Rompere il ghiacchio
Quel poco che sappiamo sui capodogli lo abbiamo appreso abbastanza di recente. È stato solo negli anni ’50 che abbiamo notato che queste balene emettevano suoni. E per 20 anni non abbiamo capito che usavano questi suoni per comunicare.
Con un duplice scopo, peraltro. I capodogli possono immergersi a profondità di 4.000 piedi (1.200 metri). È tre volte più in profondità dei sottomarini nucleari. Laggiù è buio pesto: pertanto, queste balene si sono evolute per cercare calamari e altro cibo utilizzando questi suoni anche per localizzarsi, come un sonar. Questo stesso tipo di suono viene utilizzato anche nelle loro vocalizzazioni sociali, sebbene in quel caso i clic di comunicazione siano più fitti, secondo il documento CETI.
Anche capire questo è stato difficile
I capodogli sono stati a lungo molto difficili da studiare per gli esseri umani. Ora abbiamo gli strumenti per essere in grado di guardare più in profondità, come mai prima d’ora grazie a intelligenza artificiale, robotica e droni.
David Gruber, biologo marino e leader del progetto CETI.
Pratyusha Sharma, ricercatore di data science per CETI e dottorando presso il Computer Science and Artificial Intelligence Laboratory del MIT, confida molto sui recenti sviluppi dell’intelligenza artificiale e dei modelli linguistici, come GPT-3, che utilizza il deep learning per costruire testi umani o storie. Gli scienziati sperano che questi stessi metodi possano essere applicati alle vocalizzazioni dei capodogli per costruire il loro linguaggio. C’è un solo problema: questi metodi hanno un appetito vorace per i dati.
Abbiamo 100.000 registrazioni, ma ce ne servono 4 miliardi!

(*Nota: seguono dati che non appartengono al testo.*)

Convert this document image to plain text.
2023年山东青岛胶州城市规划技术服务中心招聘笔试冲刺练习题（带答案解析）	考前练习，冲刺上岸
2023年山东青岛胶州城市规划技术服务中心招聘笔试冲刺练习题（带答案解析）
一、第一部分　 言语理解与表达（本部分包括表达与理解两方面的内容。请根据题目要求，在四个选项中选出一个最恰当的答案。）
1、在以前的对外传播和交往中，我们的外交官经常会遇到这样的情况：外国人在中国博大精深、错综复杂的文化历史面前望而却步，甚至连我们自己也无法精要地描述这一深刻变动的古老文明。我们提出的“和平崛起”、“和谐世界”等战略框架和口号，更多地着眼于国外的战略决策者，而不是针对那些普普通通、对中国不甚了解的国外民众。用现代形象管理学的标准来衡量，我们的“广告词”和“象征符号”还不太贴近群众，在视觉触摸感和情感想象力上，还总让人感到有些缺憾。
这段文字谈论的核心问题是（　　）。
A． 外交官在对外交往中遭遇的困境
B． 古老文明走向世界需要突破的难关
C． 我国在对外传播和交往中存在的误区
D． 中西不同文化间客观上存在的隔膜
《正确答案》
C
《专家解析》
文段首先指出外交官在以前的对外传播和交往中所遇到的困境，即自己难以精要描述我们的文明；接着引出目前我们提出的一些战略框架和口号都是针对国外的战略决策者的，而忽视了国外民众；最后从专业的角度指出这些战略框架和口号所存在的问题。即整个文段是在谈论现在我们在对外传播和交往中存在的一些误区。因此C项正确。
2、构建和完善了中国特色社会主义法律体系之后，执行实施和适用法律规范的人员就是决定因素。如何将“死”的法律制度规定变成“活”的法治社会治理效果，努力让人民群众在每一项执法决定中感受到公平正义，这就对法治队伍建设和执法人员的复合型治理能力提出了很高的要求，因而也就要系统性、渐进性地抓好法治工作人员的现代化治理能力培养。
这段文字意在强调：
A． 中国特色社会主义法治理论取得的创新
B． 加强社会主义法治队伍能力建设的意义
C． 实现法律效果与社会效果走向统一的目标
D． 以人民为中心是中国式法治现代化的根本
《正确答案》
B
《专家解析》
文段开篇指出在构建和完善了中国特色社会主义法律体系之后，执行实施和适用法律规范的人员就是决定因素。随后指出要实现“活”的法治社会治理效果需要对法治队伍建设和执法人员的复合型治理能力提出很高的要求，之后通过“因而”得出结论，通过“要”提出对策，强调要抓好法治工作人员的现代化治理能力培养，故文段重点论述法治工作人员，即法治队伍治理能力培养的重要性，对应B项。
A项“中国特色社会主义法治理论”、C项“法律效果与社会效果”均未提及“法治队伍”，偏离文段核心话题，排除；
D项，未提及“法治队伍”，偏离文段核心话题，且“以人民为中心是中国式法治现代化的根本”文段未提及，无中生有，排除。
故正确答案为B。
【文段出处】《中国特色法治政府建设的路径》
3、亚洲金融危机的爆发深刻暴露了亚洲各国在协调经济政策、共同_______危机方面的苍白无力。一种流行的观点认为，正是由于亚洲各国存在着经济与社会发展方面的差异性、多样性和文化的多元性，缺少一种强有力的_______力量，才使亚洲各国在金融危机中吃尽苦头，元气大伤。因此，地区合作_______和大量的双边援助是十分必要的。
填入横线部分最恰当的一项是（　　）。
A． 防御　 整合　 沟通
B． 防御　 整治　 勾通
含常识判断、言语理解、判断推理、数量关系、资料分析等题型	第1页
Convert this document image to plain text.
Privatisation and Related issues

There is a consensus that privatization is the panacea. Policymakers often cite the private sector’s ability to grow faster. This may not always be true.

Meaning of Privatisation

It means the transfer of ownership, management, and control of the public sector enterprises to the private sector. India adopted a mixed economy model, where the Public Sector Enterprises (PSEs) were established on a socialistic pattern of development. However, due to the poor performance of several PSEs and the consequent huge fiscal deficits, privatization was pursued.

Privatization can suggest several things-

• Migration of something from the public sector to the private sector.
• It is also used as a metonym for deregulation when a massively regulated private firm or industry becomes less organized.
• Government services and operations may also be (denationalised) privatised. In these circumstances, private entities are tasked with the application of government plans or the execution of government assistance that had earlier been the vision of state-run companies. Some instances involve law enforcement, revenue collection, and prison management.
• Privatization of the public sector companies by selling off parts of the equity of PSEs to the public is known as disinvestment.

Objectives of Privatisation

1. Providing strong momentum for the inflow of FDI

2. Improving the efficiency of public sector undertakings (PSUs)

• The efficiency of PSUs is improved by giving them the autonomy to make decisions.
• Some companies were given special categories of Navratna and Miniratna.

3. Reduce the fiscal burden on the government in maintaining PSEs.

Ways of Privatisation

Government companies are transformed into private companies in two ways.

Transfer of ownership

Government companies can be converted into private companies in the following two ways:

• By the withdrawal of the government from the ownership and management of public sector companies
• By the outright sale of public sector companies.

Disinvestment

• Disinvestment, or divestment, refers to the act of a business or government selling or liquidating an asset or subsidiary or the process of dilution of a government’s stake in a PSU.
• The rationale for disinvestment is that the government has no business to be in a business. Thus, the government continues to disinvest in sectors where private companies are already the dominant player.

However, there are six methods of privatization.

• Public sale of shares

Il progetto CETI ha attualmente registrazioni di circa 100.000 clic di balene, raccolte faticosamente da biologi marini nel corso di molti anni, ma gli algoritmi di apprendimento automatico potrebbero aver bisogno di circa 4 miliardi di questi clic. Per colmare questa lacuna, CETI sta creando numerosi canali automatizzati per la raccolta delle registrazioni dei capodogli. Tra i metodi, microfoni subacquei posizionati in acque frequentate dalle balene, e microfoni che possono essere lasciati cadere da droni volanti. Persino pesci robotici che possono seguire e ascoltare le balene senza dare nell’occhio.
Ma anche con tutti questi dati, saremo in grado di decifrarli?
Molti degli algoritmi di apprendimento automatico hanno trovato l’audio più difficile da analizzare rispetto al testo. Ad esempio, potrebbe essere difficile analizzare dove inizia e finisce una parola. Come ha spiegato Sharma, “Supponiamo che ci sia la parola “ombrello”. È “om” la parola? O è “brello”? O è “ombrello”?” Le barriere tra le parole pronunciate sono più ambigue e meno regolari e gli schemi possono quindi richiedere molti più dati per essere scoperti.
Non è l’unica difficoltà che CETI dovrà affrontare.
“Che qualcuno provenga, diciamo, dal Giappone o dagli Stati Uniti o da qualsiasi altra parte, i mondi di cui parliamo sono molto simili; parliamo di persone, parliamo delle loro azioni”, ha detto Sharma. “Ma i mondi in cui vivono queste balene sono molto diversi, giusto? E i comportamenti sono molto diversi”.
Inoltre, da uno studio durato 6 anni e pubblicato nel 2016 sulla rivista Royal Society Open Science, è noto che i capodogli hanno perfino dei dialetti.
Se vi sembrano difficoltà enormi, pensate andare sulla Luna. Queste difficoltà sono proprio quello che rende il progetto così ambizioso e meritevole. Ciò che una balena dice a un’altra è oggi oscuro come le acque in cui nuotano, ma è un mistero che rende CETI molto, molto intrigante.